Debbie Minnick is the kitchen manager at Sliders, a popular bar across the street from Camden Yards in downtown Baltimore.
Peter Angelos is the multi-millionaire lawyer who owns the Orioles, the team that plays at the 12-year-old ballpark.
Not much in common there, except this: Neither believes that major league baseball returning to Washington will be of particular help to their lives.
“I don’t think it’s gonna be good for our business,” Minnick said yesterday as news circulated of the Montreal Expos moving to D.C. “We have people who come in from Maryland and Virginia and say they love Baltimore and won’t change. But I’m sure we’re gonna lose a lot of people.”
Angelos, of course, has been saying all along that another team so close to his own will hurt his team and the city. The argument has fueled Angelos’ long and often bitter fight against such a thing ever happening. But the fight is over. The Expos’ debut as Washington’s team is April4.
Major League Baseball reportedly has promised to compensate Angelos for any lost ticket and broadcasting revenues. Although the full effect 40 miles up the Baltimore-Washington Parkway remains unknown, many have some idea what it might be.
“I think Baltimore will suffer, no question about that,” said Aris Melissaratos, secretary of the Maryland Department of Business and Economic Development. “From an economic point of view, this is not a good thing.”
Former Orioles slugger Boog Powell, now the owner of Boog’s Barbecue on Eutaw Street beyond the right field stands at Camden Yards, said he has no problems with a team playing in D.C., as long as it doesn’t hurt business. Which it just might.
“We do get a lot of folks from D.C.,” Powell said. “We just had one fellow that walked up. He comes to every single game, and he comes from D.C. … I am going to lose him. How many people like him am I going to lose?”

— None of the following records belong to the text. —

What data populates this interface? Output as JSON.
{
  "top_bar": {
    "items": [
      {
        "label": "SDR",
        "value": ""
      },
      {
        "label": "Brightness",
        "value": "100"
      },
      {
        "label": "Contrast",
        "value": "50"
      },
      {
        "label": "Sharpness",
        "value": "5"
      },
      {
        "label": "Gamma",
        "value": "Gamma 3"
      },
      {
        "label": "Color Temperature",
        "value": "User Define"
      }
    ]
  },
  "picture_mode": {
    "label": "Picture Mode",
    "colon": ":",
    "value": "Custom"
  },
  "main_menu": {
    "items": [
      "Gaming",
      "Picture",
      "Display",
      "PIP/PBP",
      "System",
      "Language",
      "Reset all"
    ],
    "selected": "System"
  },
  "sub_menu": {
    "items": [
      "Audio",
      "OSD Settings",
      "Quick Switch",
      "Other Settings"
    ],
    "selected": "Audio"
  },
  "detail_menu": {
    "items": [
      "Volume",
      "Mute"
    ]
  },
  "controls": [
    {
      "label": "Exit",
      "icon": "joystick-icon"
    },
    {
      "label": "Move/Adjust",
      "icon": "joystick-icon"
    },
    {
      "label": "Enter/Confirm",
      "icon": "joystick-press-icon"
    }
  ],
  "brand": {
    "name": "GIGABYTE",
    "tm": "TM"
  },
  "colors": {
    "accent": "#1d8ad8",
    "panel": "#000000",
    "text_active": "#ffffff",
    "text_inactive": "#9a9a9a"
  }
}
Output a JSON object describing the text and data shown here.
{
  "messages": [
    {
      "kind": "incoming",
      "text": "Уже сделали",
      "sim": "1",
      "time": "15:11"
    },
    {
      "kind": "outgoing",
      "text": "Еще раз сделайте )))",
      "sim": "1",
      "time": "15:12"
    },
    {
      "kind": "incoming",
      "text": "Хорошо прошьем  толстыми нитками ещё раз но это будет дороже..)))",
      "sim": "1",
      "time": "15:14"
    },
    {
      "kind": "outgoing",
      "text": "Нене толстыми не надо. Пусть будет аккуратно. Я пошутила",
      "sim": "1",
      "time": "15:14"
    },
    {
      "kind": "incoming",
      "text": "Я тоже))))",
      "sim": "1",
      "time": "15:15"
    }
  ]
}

Studies, surveys and polls estimate that 13 to 25 percent of fans at Camden Yards come from the greater Washington area. Angelos, naturally, has stuck with the higher number. But an even dicier and ultimately more significant number is the fans the Orioles would lose in favor of the soon to be renamed Expos.
Few doubt that Orioles’ attendance will be affected, although after the Washington Senators bolted D.C. for Texas following the 1971 season, Orioles attendance declined the next three years. So did their record, but it was still a competitive, entertaining team that finished third, first and first in the American League East.
Marc Ganis, president of a Chicago sports consulting firm, promptly dismissed this fact, saying, “It’s an entirely different generation.”
Of the anticipated Orioles attendance dip, Ganis said, “The only debate is knowing how much, not whether. You can make educated guesses, but there are so many variables, from the performance of the team to how well the team is marketed.”
Ganis was asked to take a well-educated guess.
“Fifteen percent, for argument’s sake,” he said.